Containerization

Motivation

Science today faces a reproducibility crisis. Key findings published cross scientific disciplines are not corroborated by other scientists when tested independently. A survey conducted by Nature asked scientists which factors they though contributed the most to the crisis. Over 80% of respondants felt the reason of ‘Methods, code unavailable’ contributed to irreproducible research.

For many scientists, software and analysis have become an indispensible and increasingly unavoidable component of their research. Critical findings now arise from the analysis of data that uses tools developed in house as well as tools published by others. These components are usually integrated by custom ‘glue code’ that connects them together.

This environment poses a new set of challenges to scientists who use computational methods in their research:

  • How do we write analysis code that is robust and reproducible?
  • How can we concisely communicate our code with other researchers?
  • How do we share analysis code with other researchers in a form that can be easily executed?

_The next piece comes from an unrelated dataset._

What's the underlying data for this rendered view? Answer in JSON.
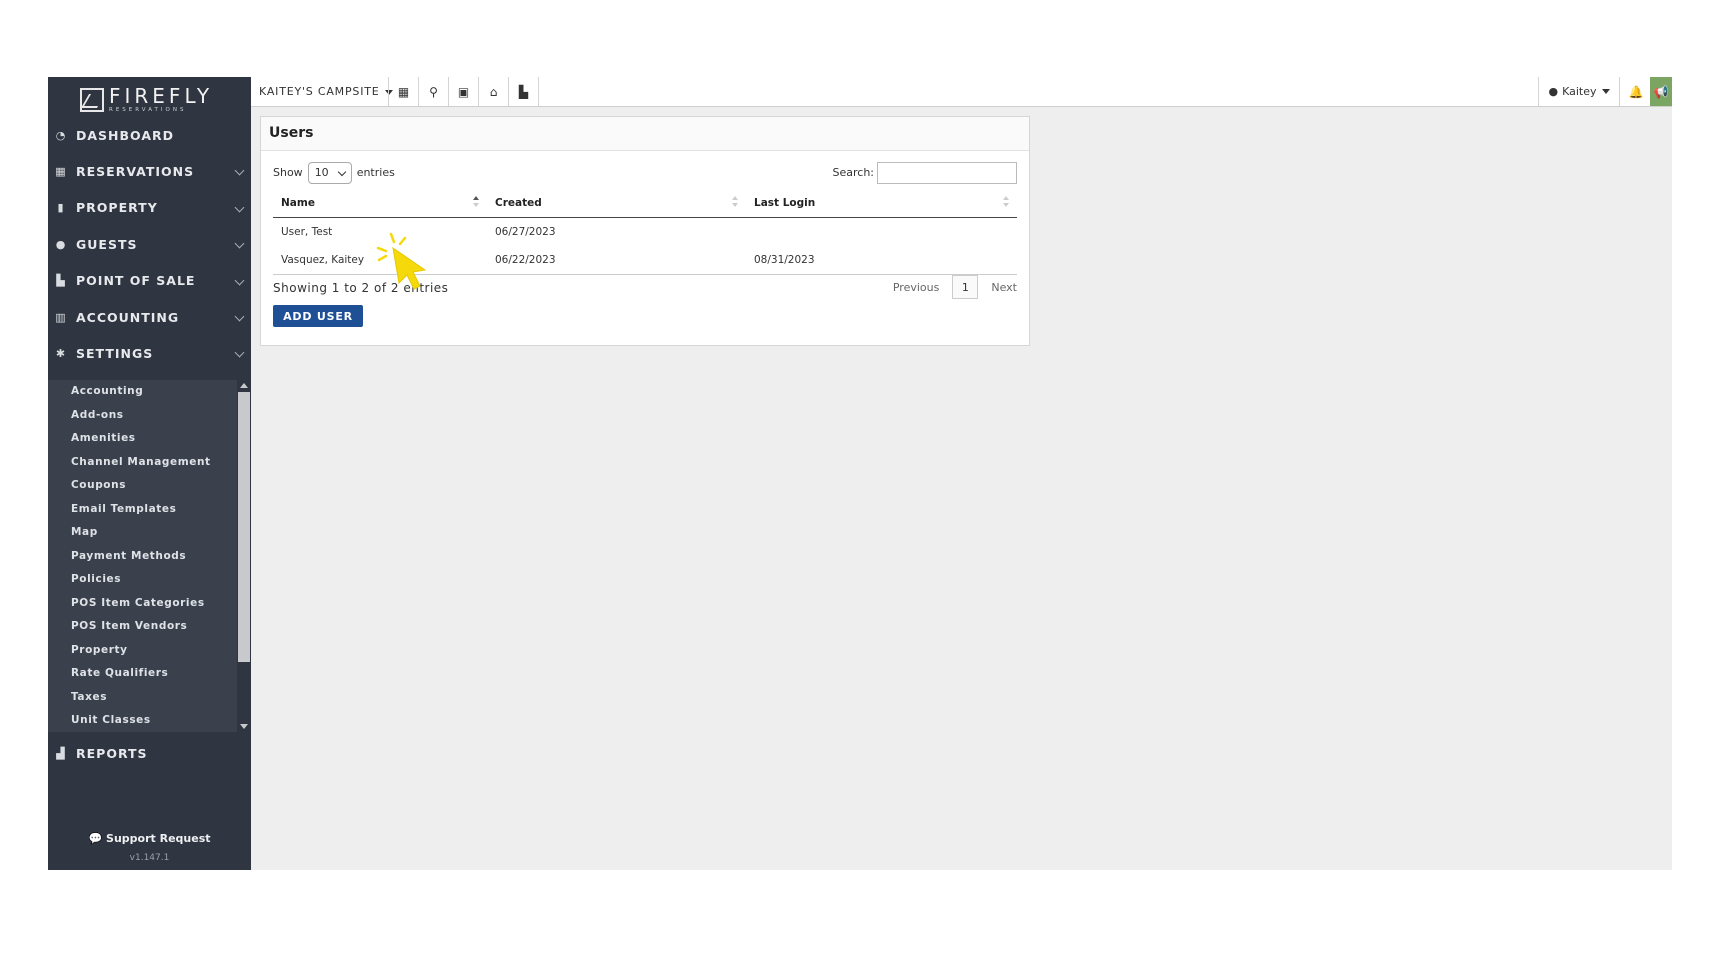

As computational analysis and tools become more complex, so do the environments needed to execute them. Modern software packages often require hundreds of supporting software packages, provided either by a particular operating system or from a third party. Further, each of these software package dependencies has a specific version or set of versions that are needed for the package to run. The author of a package could in principle record all of these packages and their dependencies and provide this list with their software distribution, but maintaining this list of software and ensuring cross-platform compatibility is a major challenge. Environment management software packages such as miniconda are available to address this challenge, but introduce additional complexity due to the fact that it itself is an additional software dependency, package availability is largely dependent upon community support, and because third party software packages may not be supported across different platforms. A superior solution to managing and deploying complex software environments is to create containerized applications.

Containerization

Containerization, also known as operating-system-level virtualization, is a technology that enables the encapsulation and execution of sets of software and their dependencies in a platform-agnostic manner. A software container is a file that has been built by specific containerization software, e.g. docker or singularity, to contain all of the necessary software and instructions to run.

What is a container?

Generally speaking, a container is a file that specifies a collection of software that can run in a particular execution environment. The execution environment is provided by the containerization software, e.g. docker, such that the container doesn’t have to be aware of the particular machine it is running on. This means that a container will be portable to any environment where the containerization software can run, thus eliminating the need for software authors (i.e. us) to worry about whether or not our code will run on any given hardware/OS/etc.

At the time of writing (July 2018), docker is by far the most popular containerization software. docker has been open source since its release in 2013 and an enormous docker community has grown since. Due to its popularity, this workshop will use docker exclusively as the vehicle for demonstrating containerization of custom applications.

Another more recent containerization software called singularity is available that addresses some of the usability shortcomings of docker. If docker is not available on your computational resources due to security concerns, then singularity may be an option. The containerization concepts are identical between docker and singularity, and all of the content of this workshop is easily adaptable to from docker to singularity.